Carey Price is gone for six weeks minimum with what the Habs will only disclose as a lower body injury.
I have had so many insiders whisper to me that it is a right knee injury that if it isn’t a right knee injury, the Habs should receive an Academy award for obfuscation. The Habs don’t want anyone targeting their star goalie when he returns, so the location mystery makes sense. If the league doesn’t require you to tell exactly what the injury is like the NFL does, then why not officially keep it a secret?
Let’s, for the sake of discussion, assume what we have seen and heard is true and it is, in fact, a right knee injury. We can then logically work from there that it is not a meniscus injury. The healing time is only four to six weeks for a normal adult and as little as three weeks for an athlete, so it’s then logically a ligament injury. The ACL requires surgery, so it is a best guess of a partial tear of the MCL which can heal with sufficient rest – in this case minimum six weeks.
Thank you for all the well wishes everyone!
— Carey Price (@CP0031) November 30, 2015
It’s also difficult to know with this injury if there will be a setback. It’s important to note here that one should not look for someone to blame inside the organization for letting Price get back on the ice to play after only three weeks only to reinjure himself in the same spot. With a partial tear, when the athlete says he’s fine, then one can presume that he is fine. The pain tells you and when you feel good to go, there’s no idea if the injury can return.
I asked Marc Bergevin just this question: When Price is finished his convalescence for this longer period of time, will he perhaps reinjure his lower body again? The answer was a comforting, ‘When he returns he will be 100 per cent.’ People don’t like to hear it, but Price got unlucky, and he may get unlucky again.

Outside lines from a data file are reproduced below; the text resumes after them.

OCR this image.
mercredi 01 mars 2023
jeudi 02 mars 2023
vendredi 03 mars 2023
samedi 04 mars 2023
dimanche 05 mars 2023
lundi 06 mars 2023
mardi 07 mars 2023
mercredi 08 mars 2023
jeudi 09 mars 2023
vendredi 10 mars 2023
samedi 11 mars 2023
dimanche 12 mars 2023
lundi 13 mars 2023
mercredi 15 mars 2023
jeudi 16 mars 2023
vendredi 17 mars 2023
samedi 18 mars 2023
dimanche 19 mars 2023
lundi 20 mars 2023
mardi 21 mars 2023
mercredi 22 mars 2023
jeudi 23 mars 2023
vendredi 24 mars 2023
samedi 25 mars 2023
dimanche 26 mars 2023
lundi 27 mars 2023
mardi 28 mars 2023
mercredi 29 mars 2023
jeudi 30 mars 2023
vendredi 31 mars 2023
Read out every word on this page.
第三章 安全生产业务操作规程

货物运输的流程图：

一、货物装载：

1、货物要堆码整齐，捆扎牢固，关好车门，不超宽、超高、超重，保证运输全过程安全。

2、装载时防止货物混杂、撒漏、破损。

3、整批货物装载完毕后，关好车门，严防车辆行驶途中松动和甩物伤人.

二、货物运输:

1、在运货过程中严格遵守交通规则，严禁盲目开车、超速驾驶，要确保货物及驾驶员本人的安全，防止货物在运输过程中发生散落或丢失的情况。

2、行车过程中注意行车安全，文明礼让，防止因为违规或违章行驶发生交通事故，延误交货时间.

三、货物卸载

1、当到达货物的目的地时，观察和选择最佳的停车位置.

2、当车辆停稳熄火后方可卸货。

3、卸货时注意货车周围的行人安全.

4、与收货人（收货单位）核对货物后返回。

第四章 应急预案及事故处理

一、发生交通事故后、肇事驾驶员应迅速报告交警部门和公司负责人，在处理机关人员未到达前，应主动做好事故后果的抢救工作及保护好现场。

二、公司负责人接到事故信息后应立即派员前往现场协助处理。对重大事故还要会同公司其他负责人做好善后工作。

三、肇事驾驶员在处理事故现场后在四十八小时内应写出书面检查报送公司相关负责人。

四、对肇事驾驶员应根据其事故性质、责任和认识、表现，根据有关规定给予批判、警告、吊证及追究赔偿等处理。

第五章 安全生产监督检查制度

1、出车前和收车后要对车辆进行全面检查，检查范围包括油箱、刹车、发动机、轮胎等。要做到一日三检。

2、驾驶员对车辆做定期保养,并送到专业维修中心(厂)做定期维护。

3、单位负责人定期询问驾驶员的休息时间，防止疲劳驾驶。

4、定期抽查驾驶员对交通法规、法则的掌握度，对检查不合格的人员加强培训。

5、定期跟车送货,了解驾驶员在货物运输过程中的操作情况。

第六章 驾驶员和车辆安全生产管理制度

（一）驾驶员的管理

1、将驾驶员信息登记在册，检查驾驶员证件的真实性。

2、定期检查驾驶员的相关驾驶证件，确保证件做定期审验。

For the first time though, one has to wonder about the longevity of Price in the NHL. He has a big contract coming the year after next and he will command maximum years and close to maximum money. The Habs will have to know by then if this injury is going to always plague him.
There is a chance that Price had the same injury many other times already, like in the Ottawa series, like in the Rangers series, like after the Olympics. My feeling is we also have a groin injury somewhere in this mix, but most of the time sadly it may just be the same knee, and one has to wonder if surgery isn’t going to be needed eventually here.
That’s just me talking here. That’s not anyone else. In fact, on facing that question, Bergevin said that it’s true that goalies go up and down and work hard in the butterfly, but Henrik Lundqvist is getting older and he’s still playing well. The Habs have to hope that Price can put this behind him long term and move forward to that Stanley Cup that they are so close to attaining. They’re the best team in hockey, but not without Price.
Cue the new number one netminder on the best team: a 25-year-old rookie who in the calendar year 2014 was playing in Wheeling of the East Coast Hockey League. Condon is why the word meteoric was created. We learned today that it was Rick Dudley who pointed out this kid toiling away in the minors and that the club should take a look at him for some depth in the goalie position.
Now he’s not a depth guy. He’s THE GUY!
And I mean it. He’s the guy. They can say that they have confidence in Dustin Tokarski, but on the weekend they had back-to-back games against New Jersey and they used Condon for both halves which is rare.
Price will be gone until mid-January and in that time the Canadiens will play 21 games. On four occasions they will play back-to-back. This means that Tokarski is likely to get four looks. If Tokarski is not good in the first two looks, Bergevin dropping Zach Fucale’s name into the conversation at his newser was likely not an accident.
It’s interesting because the Habs started the season with a bit of a chip on their shoulder as Tomas Plekanec said that the Habs are more than just their goalie and they want to prove it. So far they have and now they really get the opportunity over an extended period.
In his first Price injury stint, Condon was rolling right along with a .940 and all looked grand, but he tired and faltered with an .870 in the final stretch as fatigue, whether mental or physical, became a real issue. The Habs are a fantastic hockey team. They don’t need Condon to be brilliant at .940. They just need about .910 from him. They get that, and they’ll win their share. They get .870 and the countdown to Carey’s return will be furious.
It’s a lot of pressure building for a Princeton grad who in Wheeling likely wondered what it is all for. It is all for this. The physical training of reps and thrusts and lifts and sprints; the mental exercises you learn to quiet the mind, to visualize the execution of your skills. This moment is why you gave all that you had in every way you could think to be dedicated, to keep moving forward with belief.
For this is THE DAY that you became the number one goalie of the number one franchise in the National Hockey League – the storied Montreal Canadiens and add to that, you are replacing the best goalie in the entire world.
It’s your time, Mike Condon. It’s your torch now. Hold it high.